Balancing Value Underestimation and Overestimation with Realistic Actor-Critic
This addresses a key bottleneck in applying RL to real-world domains by improving sample efficiency, though it is incremental as it builds on existing off-policy methods.
The paper tackles the problem of poor sample efficiency in model-free deep reinforcement learning for continuous control by introducing Realistic Actor-Critic (RAC), which uses Universal Value Function Approximators and uncertainty punished Q-learning to learn a policy family balancing value underestimation and overestimation, achieving 10x sample efficiency and 25% performance improvement on the Humanoid environment compared to SAC.
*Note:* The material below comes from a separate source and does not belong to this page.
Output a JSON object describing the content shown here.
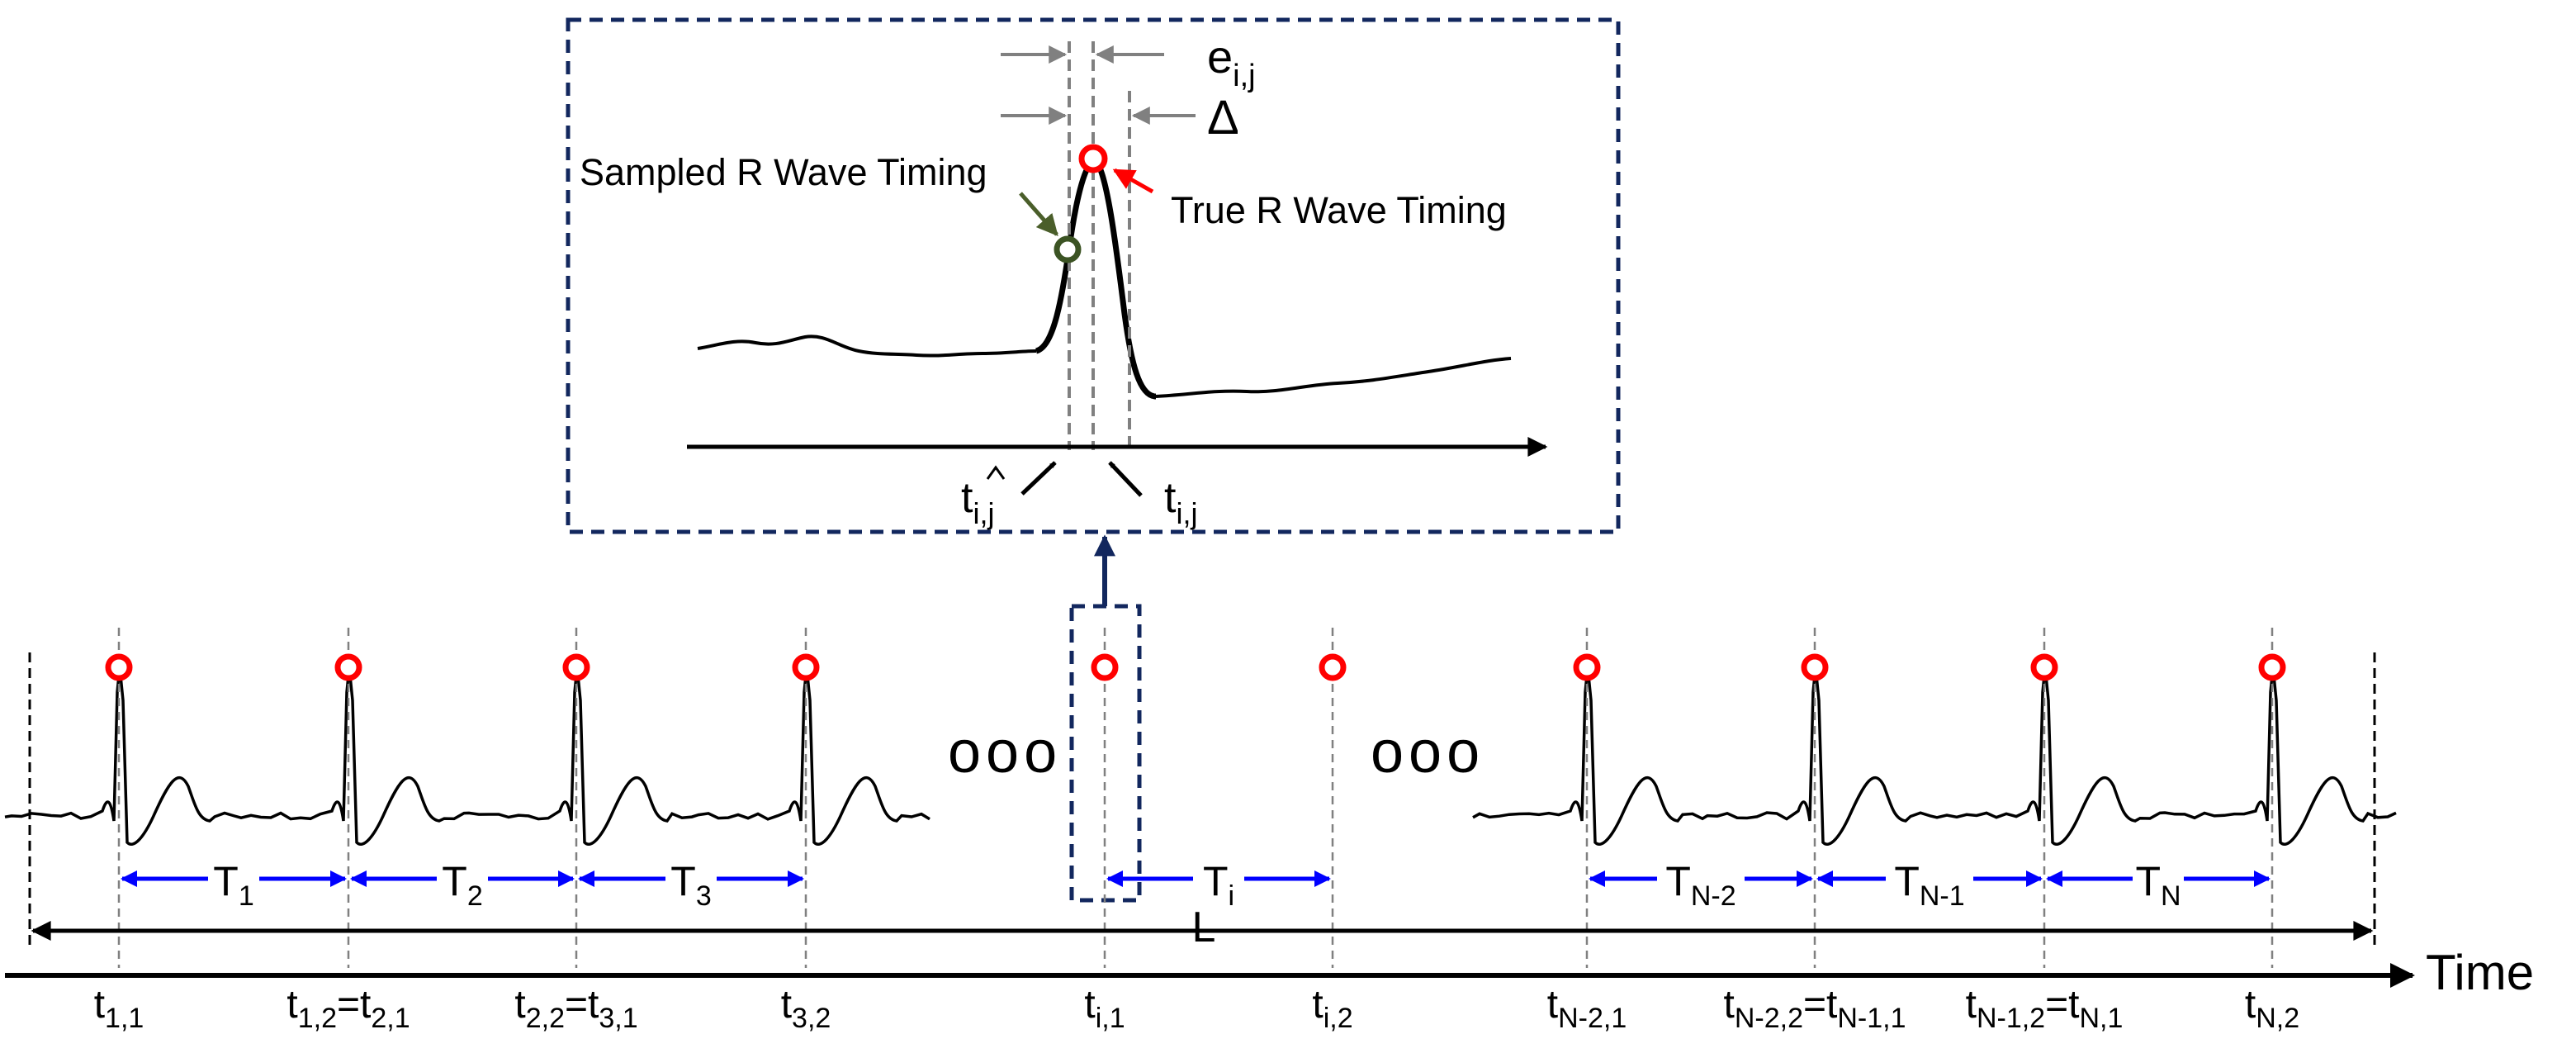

Model-free deep reinforcement learning (RL) has been successfully applied to challenging continuous control domains. However, poor sample efficiency prevents these methods from being widely used in real-world domains. This paper introduces a novel model-free algorithm, Realistic Actor-Critic(RAC), which can be incorporated with any off-policy RL algorithms to improve sample efficiency. RAC employs Universal Value Function Approximators (UVFA) to simultaneously learn a policy family with the same neural network, each with different trade-offs between underestimation and overestimation. To learn such policies, we introduce uncertainty punished Q-learning, which uses uncertainty from the ensembling of multiple critics to build various confidence-bounds of Q-function. We evaluate RAC on the MuJoCo benchmark, achieving 10x sample efficiency and 25\% performance improvement on the most challenging Humanoid environment compared to SAC.